Barton Blames Disney Movies for Making Us Believe Animals Feel and Think

Rabbi Daniel Lapin was the guest on today’s edition of “WallBuilders Live,” which was dedicated primarily to dismissing the concept of animal rights.

As usual, David Barton and Rick Green kicked off the discussion, with Barton blaming Disney movies for making us wrongly believe that animals think and feel:

Barton: I love Disney, I’ve got all of the collections of Disney, but Disney’s the first one to make animals seem human, and that’s what animation does. Bambi seems human, “Lady and the Tramp,” a nice romantic dinner for dogs over at an Italian restaurant—I don’t think so—”Beauty and the Beast.” And I love these stories but what they do is they elevate animals to mankind’s status …

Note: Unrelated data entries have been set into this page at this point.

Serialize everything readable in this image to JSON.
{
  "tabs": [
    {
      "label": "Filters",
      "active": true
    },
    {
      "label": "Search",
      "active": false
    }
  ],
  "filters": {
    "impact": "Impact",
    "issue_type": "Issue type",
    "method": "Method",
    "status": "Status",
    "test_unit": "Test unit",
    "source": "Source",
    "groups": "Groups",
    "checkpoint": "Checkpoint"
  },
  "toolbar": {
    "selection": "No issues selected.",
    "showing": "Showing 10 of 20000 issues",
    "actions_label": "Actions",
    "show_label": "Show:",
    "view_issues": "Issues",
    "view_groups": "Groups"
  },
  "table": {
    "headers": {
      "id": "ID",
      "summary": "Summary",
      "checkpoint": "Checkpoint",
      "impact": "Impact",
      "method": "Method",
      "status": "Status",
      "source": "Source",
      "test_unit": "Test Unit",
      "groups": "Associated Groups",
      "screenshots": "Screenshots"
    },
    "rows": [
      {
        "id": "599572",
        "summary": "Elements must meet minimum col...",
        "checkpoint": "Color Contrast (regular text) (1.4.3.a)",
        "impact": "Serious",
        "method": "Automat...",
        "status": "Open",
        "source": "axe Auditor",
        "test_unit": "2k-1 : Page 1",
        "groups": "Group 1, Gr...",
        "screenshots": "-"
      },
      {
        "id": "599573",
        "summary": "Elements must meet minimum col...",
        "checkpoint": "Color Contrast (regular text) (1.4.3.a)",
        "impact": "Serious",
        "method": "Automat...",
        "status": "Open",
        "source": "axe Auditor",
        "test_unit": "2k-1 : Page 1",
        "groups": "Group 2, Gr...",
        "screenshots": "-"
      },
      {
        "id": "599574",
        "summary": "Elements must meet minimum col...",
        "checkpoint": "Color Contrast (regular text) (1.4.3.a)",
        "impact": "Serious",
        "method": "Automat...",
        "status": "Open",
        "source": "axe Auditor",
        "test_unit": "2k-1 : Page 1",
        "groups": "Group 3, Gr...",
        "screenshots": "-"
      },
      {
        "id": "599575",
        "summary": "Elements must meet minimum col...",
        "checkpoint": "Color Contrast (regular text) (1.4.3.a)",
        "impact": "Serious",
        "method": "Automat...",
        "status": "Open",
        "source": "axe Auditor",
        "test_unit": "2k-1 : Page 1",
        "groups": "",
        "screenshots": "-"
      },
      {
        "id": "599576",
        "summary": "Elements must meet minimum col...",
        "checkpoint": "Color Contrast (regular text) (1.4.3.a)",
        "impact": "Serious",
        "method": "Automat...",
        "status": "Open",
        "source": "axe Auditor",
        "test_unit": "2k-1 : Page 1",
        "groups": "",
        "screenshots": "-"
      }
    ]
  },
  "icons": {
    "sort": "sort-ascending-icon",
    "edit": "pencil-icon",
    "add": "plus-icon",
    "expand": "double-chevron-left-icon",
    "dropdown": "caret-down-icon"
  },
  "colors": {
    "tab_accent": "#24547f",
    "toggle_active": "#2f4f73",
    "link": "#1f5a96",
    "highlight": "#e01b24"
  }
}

Green: Yeah, it start’s making you think that they feel and they think …

Barton: And they don’t.

Later in the program, Lapin sought to explain the rise of animal rights issues by asserting that the movement is rooted in the loss of Judge-Christian morality which leads to the belief that homosexuality is okay “because we’re nothing other than baboons with a little less hair”:

Lapin: Over the last fifty years, little by little America has obliterated the role of the Judeo-Christian biblical worldview as a fundamental guide to morality and ethics. What happens is the uncertainty stimulates philosophical experimentation. Animal rights is particularly attractive because frankly there is something very appealing about establishing the doctrine that you and I are nothing more than sophisticated baboons. Because what it does is it strips away the uncomfortable conscience that bothers us at odd moments, it completely exculpates any concerns we have about morality because once we are nothing but sophisticated baboons then our entire moral system becomes extremely simple. So for instance the fact that baboons practice homosexuality obviously legitimatizes it for human beings too because we’re nothing other than baboons with a little less hair.